Dans le périmètre de l'OPAH-RU, le taux de vacances des logements est aussi très élevé : selon une étude de terrain réalisée par le service urbanisme, cela représenterait entre 30 et 35 % de l'habitat. Ce sont donc autant de logements, pas forcément entretenus, qui sont susceptibles de revenir sur le marché locatif. Le permis de louer permettra de mieux surveiller ces mouvements.
Des amendes allant jusqu'à 15 000 € en cas de récidive
En cas de signalement, les agents demanderont désormais si les propriétaires ont demandé leur permis de louer. Si le début de location est antérieur au 1er janvier 2023, pas besoin, mais si le contrat a démarré après cette date sans autorisation, il y aura un signalement au préfet. "C'est le préfet qui s'occupe de toutes les infractions : ce sera 2 000 € d'amende sur les faits les moins graves, 3 000 € pour une amende classique et ça monte jusqu'à 15 000 € si jamais il y a récidive. L'argent prélevé n'ira pas à la mairie mais sera reversé à l'Agence nationale de l'habitat", décline-t-il. Et cela ne brisera pas pour autant le contrat du locataire qui ne sera donc pas expulsable pour cette raison-là.
À la mairie, on est conscient que rénover son logement peut être cher.
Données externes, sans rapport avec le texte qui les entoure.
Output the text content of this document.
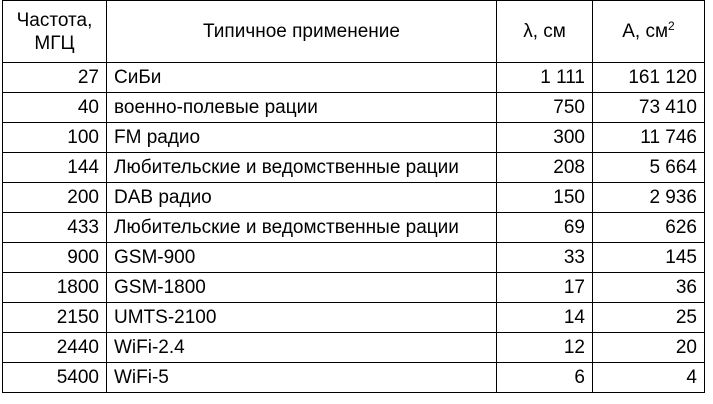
Частота,
МГЦ	Типичное применение	λ, см	A, $см^2$
27	СиБи	1 111	161 120
40	военно-полевые рации	750	73 410
100	FM радио	300	11 746
144	Любительские и ведомственные рации	208	5 664
200	DAB радио	150	2 936
433	Любительские и ведомственные рации	69	626
900	GSM-900	33	145
1800	GSM-1800	17	36
2150	UMTS-2100	14	25
2440	WiFi-2.4	12	20
5400	WiFi-5	6	4
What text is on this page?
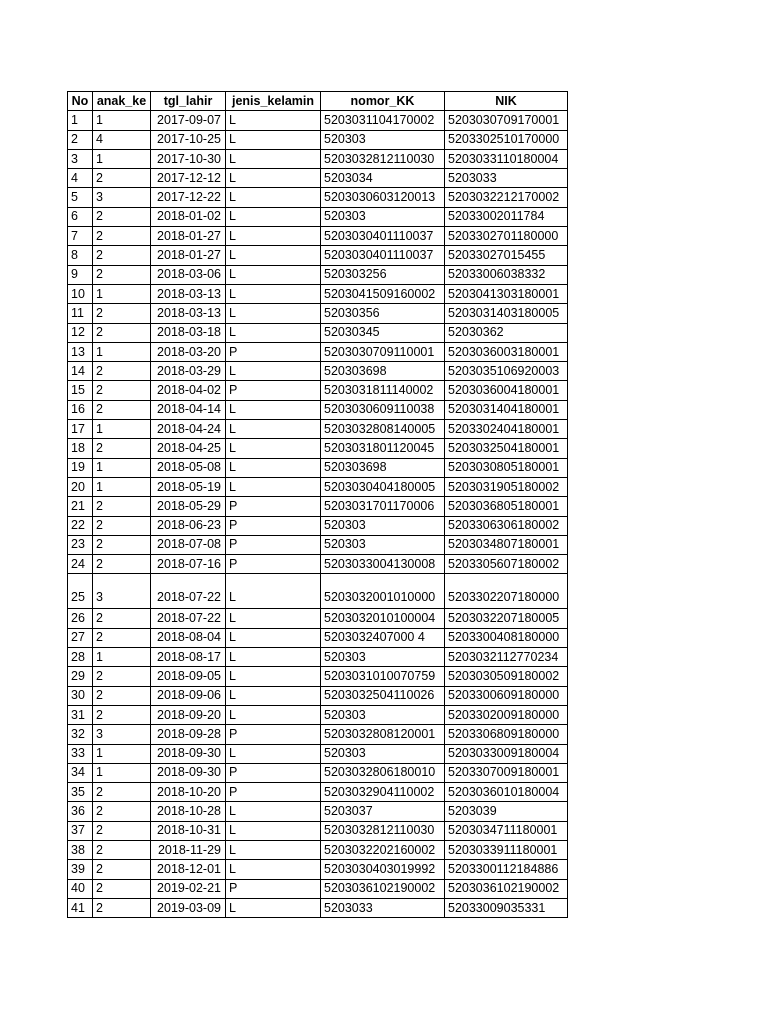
No	anak_ke	tgl_lahir	jenis_kelamin	nomor_KK	NIK
1	1	2017-09-07	L	5203031104170002	5203030709170001
2	4	2017-10-25	L	520303	5203302510170000
3	1	2017-10-30	L	5203032812110030	5203033110180004
4	2	2017-12-12	L	5203034	5203033
5	3	2017-12-22	L	5203030603120013	5203032212170002
6	2	2018-01-02	L	520303	52033002011784
7	2	2018-01-27	L	5203030401110037	5203302701180000
8	2	2018-01-27	L	5203030401110037	52033027015455
9	2	2018-03-06	L	520303256	52033006038332
10	1	2018-03-13	L	5203041509160002	5203041303180001
11	2	2018-03-13	L	52030356	5203031403180005
12	2	2018-03-18	L	52030345	52030362
13	1	2018-03-20	P	5203030709110001	5203036003180001
14	2	2018-03-29	L	520303698	5203035106920003
15	2	2018-04-02	P	5203031811140002	5203036004180001
16	2	2018-04-14	L	5203030609110038	5203031404180001
17	1	2018-04-24	L	5203032808140005	5203302404180001
18	2	2018-04-25	L	5203031801120045	5203032504180001
19	1	2018-05-08	L	520303698	5203030805180001
20	1	2018-05-19	L	5203030404180005	5203031905180002
21	2	2018-05-29	P	5203031701170006	5203036805180001
22	2	2018-06-23	P	520303	5203306306180002
23	2	2018-07-08	P	520303	5203034807180001
24	2	2018-07-16	P	5203033004130008	5203305607180002
25	3	2018-07-22	L	5203032001010000	5203302207180000
26	2	2018-07-22	L	5203032010100004	5203032207180005
27	2	2018-08-04	L	5203032407000 4	5203300408180000
28	1	2018-08-17	L	520303	5203032112770234
29	2	2018-09-05	L	5203031010070759	5203030509180002
30	2	2018-09-06	L	5203032504110026	5203300609180000
31	2	2018-09-20	L	520303	5203302009180000
32	3	2018-09-28	P	5203032808120001	5203306809180000
33	1	2018-09-30	L	520303	5203033009180004
34	1	2018-09-30	P	5203032806180010	5203307009180001
35	2	2018-10-20	P	5203032904110002	5203036010180004
36	2	2018-10-28	L	5203037	5203039
37	2	2018-10-31	L	5203032812110030	5203034711180001
38	2	2018-11-29	L	5203032202160002	5203033911180001
39	2	2018-12-01	L	5203030403019992	5203300112184886
40	2	2019-02-21	P	5203036102190002	5203036102190002
41	2	2019-03-09	L	5203033	52033009035331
C'est pourquoi, elle a choisi d'appliquer ce permis de louer seulement sur le secteur de l'OPAH-RU qui est aussi éligible à des subventions pour aider à réaliser les travaux. Plus d'informations en cliquant ici.
Marie Meunier
(*) Les villes de Vauvert, Beaucaire et Calvisson ont déjà instauré le dispositif. Nîmes a voté en conseil municipal un permis de louer expérimental sur le quartier de Pissevin pour l'année prochaine.
(**) Seuls les logements sociaux et les logements conventionnés (APL) sont exclus de l'obligation d'autorisation.